Among women and men with recently detected atrial fibrillation (AF), early rhythm control (RC) can improve cardiovascular (CV) outcomes in patients of either sex without differences in safety, according to new research published in the Journal of the American College of Cardiology.
Findings come from a new prespecified subanalysis of the EAST-AFNET 4 (Early Treatment of AF for Stroke Prevention Trial), which showed a benefit of early RC therapy for early AF patients.
With emerging evidence on sex differences in incidence, prevalence, comorbidities, and outcomes of patients with AF, the aim of the current subanalysis was to “assess whether there are sex differences in clinical presentation, and whether the effectiveness and safety of early RC therapy interact with sex,” wrote first author Isabelle C. Van Gelder, MD, PhD, from the Department of Cardiology, University of Groningen, University Medical Center Groningen, Netherlands, and colleagues.
The primary outcome of EAST-AFNET 4 was time to a composite of death from CV causes, stroke, or hospitalization with worsening of heart failure or acute coronary syndrome. The primary safety outcome was a composite of death from any cause, stroke, or prespecified serious adverse events of special interest that captured complications of RC treatment, according to investigators.
Of all patients included, 1293 (46.4%) were women and 645 were randomized to receive early RC treatment and 648 to receive usual care. Compared with men, women were older (mean age of 71 years vs 70 years; P<.001), were more likely to have sinus rhythm at baseline (58% vs 51%; P<.001), were less likely to be asymptomatic (25% vs 36%; P<.001) and had a higher CHA2DS2-VASc score (3.7 vs 3; P<.001).
The types of early rhythm control therapy did not differ by sex (women, 88% antiarrhythmic drugs and 8.1% ablation; men, 86% antiarrhythmic drugs and 8% ablation; P=.82). At 2 years, the percentage of women and men from the early RC treatment group that were still receiving RC therapy did not differ significantly (P=.903), nor did the percentage of women and men from the usual care group not receiving RC therapy differ significantly (P =.401), according to investigators.
After a median of 5.1 years, the primary outcome occurred among women in the early RC group at a rate of 3.4 per 100 patient-years and in the usual care group at a rate of 4.7 per 100 patient-years (hazard ratio [HR] 0.72; 95% CI, 0.55-0.93), and in men, it occurred in the early RC group at a rate of 4.3 per 100 patient-years and in the usual care group at a rate of 5.2 per 100 patient-years (HR 0.83; 95% CI, 0.67-1.03). Van Gelder and colleagues concluded that treatment effect of early RC did not differ between sexes ( Pinteraction=.408).

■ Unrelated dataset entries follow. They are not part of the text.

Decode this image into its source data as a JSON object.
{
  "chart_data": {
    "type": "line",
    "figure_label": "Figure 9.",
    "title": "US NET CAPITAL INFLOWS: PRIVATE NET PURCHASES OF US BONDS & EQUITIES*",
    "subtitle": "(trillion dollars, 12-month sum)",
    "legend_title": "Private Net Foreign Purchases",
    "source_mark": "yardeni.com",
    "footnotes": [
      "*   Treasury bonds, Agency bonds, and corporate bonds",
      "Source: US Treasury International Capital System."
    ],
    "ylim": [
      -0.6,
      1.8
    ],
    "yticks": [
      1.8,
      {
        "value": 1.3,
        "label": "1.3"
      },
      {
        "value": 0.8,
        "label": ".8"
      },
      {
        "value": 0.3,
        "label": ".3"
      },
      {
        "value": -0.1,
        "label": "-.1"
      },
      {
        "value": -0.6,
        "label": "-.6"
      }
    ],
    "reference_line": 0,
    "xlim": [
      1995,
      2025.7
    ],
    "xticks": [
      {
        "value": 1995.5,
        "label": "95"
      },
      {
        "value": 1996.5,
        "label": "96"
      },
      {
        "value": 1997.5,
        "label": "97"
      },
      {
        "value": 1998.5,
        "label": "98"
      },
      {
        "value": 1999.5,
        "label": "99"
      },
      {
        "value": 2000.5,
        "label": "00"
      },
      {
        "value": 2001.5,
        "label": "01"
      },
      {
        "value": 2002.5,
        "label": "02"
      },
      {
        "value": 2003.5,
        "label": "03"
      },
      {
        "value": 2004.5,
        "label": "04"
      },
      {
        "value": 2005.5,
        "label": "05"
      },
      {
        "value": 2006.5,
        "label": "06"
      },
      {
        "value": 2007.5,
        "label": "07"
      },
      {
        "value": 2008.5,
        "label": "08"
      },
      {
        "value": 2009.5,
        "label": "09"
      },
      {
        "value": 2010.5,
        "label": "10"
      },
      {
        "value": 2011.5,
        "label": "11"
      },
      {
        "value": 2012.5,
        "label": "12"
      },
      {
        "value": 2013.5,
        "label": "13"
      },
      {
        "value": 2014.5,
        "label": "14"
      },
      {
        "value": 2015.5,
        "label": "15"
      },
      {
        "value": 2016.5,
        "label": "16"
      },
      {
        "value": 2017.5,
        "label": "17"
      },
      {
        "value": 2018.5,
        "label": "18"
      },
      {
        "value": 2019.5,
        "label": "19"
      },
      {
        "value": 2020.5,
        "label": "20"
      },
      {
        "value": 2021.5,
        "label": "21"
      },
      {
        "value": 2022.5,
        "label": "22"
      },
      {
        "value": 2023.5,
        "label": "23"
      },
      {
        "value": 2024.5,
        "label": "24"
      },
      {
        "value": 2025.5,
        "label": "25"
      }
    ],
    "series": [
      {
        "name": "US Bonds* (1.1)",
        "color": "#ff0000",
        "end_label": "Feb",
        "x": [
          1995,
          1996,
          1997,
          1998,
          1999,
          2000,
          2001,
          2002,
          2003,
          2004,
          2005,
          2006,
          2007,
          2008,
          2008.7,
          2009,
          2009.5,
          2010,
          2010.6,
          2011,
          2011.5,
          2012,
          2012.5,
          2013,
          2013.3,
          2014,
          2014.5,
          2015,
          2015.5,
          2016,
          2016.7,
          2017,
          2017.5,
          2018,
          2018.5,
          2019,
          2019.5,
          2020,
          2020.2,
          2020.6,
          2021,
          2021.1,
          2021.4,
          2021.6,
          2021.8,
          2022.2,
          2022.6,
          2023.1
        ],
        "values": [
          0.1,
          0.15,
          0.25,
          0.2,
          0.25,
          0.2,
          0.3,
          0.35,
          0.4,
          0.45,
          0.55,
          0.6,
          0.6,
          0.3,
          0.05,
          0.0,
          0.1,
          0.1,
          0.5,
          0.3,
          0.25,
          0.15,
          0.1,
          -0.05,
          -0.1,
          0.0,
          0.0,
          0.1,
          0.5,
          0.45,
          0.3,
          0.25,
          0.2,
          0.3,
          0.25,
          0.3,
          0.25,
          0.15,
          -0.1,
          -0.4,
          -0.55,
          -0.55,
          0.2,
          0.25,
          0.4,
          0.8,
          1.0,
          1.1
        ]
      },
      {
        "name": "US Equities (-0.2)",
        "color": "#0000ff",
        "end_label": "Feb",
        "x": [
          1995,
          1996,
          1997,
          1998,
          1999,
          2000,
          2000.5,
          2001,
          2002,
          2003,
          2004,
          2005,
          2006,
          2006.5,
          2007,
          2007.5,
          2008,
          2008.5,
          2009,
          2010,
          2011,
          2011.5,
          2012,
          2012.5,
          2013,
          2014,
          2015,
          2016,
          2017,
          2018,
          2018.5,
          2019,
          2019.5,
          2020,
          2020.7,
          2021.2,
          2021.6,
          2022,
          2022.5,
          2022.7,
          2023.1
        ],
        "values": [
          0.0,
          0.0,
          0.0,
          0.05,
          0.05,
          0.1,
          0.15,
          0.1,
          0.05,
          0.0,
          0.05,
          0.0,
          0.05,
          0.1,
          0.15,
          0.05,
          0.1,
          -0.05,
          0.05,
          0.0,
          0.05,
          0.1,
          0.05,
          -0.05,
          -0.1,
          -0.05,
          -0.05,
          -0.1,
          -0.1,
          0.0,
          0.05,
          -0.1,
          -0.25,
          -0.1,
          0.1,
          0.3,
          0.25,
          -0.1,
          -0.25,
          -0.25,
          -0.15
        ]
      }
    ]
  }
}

The primary safety outcome was comparable in both groups and did not differ by sex (women in early RC group, 15.8%; women in usual care group, 14.5%; men in early RC group, 17.2%; men in early group, 17.3%).
Serious adverse events related to RC were rare in both women and men, noted the research team. The proportion of patients in sinus rhythm at 2 years was greater in the early RC group than in the usual care group and did not vary by sex (women, 84.6% vs 65.2%; men, 80% vs 56.7%; Pinteraction=.746). Investigators also found that symptoms improved to a similar extent in women and men.
Reference: Van Gelder IC, Ekrami NK, Borof K, et al. Sex differences in early rhythm control of atrial fibrillation in the EAST-AFNET 4 trial. J Am Coll Cardiol. 2023;81:845-847.